Working to cover the Portuguese economic crisis is perhaps the most difficult challenge I have encountered in my professional life. It is a hidden and silent crisis, which the Portuguese live behind closed doors.
The everyday dramas faced by the Portuguese people are diverse and subtle. There are many who stop using their car in the middle of the month because they do not have money for fuel; retirees who must work because the state pension is not enough; well educated and trained young people who get the minimum wage of 475 Euros in the labour market, middle class people paying high taxes... All this makes the Portuguese look to the future and focus on surviving the present.
As I try to document modern Portugal, most of my daily-life pictures over the past year have been taken in Lisbon’s Alfama neighbourhood. Obviously, Portugal is not only Alfama, but for me this neighbourhood largely represents Portugal. Life goes by quietly, its people are resigned to the economic crisis, and therefore they do not give up the dignity of their lives.

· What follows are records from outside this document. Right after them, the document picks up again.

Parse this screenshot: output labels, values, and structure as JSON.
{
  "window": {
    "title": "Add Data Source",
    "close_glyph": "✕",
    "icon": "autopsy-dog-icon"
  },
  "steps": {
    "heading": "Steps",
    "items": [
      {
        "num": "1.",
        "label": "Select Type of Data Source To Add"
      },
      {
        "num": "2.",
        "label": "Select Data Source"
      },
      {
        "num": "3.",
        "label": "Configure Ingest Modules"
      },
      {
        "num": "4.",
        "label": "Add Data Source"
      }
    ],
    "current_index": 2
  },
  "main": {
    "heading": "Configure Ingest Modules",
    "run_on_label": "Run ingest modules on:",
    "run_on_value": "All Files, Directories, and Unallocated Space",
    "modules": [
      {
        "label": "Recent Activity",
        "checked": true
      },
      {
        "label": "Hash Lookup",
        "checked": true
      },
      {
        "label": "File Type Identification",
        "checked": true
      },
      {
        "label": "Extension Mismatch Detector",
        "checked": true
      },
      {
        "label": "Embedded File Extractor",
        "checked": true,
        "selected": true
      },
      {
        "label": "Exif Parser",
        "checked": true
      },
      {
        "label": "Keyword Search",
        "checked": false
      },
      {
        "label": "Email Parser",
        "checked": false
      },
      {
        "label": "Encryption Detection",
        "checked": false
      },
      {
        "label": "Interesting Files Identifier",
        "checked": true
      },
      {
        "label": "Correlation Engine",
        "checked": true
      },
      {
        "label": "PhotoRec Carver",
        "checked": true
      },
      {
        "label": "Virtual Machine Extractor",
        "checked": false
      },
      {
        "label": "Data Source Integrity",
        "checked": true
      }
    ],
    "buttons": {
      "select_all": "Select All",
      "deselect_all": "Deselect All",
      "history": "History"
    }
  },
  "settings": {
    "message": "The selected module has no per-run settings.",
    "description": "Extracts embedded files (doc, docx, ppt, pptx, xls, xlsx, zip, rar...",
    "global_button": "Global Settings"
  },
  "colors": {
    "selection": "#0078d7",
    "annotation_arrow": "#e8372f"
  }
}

Why is Alfama a perfect neighbourhood to shoot a daily-life job? It is a place where people meet each other, stop to greet each other and reflect on how things are going. Nowadays, people usually dash from one place to another, but here there’s lots of interaction going on in the streets.
Alfama is visited daily by tourists. The local people have gotten used to them, and do not pay them any attention. One of my strategies when I’m working in the area is to seem like I’m an outsider myself. For example, if I see two women talking in a small square, I walk like a clueless tourist taking pictures. Then, I get closer, little by little, until I think I am at the right distance, and I wait for the key moment. In most cases, the protagonists of the photos do not pay me any attention, because they think I’m shooting something else.
During my walks through Alfama, I have identified a number of spots where I have several things to photograph at the same time. Given that a working day in the neighbourhood takes about six hours, occasionally I need to rest and stop walking. That’s when I go to one of these points and wait to see if there is something that might make an interesting picture.
For example, there is a small square in which, at a certain time in the morning, lots of trams pass by. There is a fair old woman who has her breakfast in the kitchen window and another gentleman who always reads the newspaper at the door of a bar.
These different places that I have located in the neighbourhood are very important to me. They are like little treasures for a photographer. They are my insurance for the days when I don’t find pictures to take while walking around. I know that, in my favourite spots, I can always get some good photos.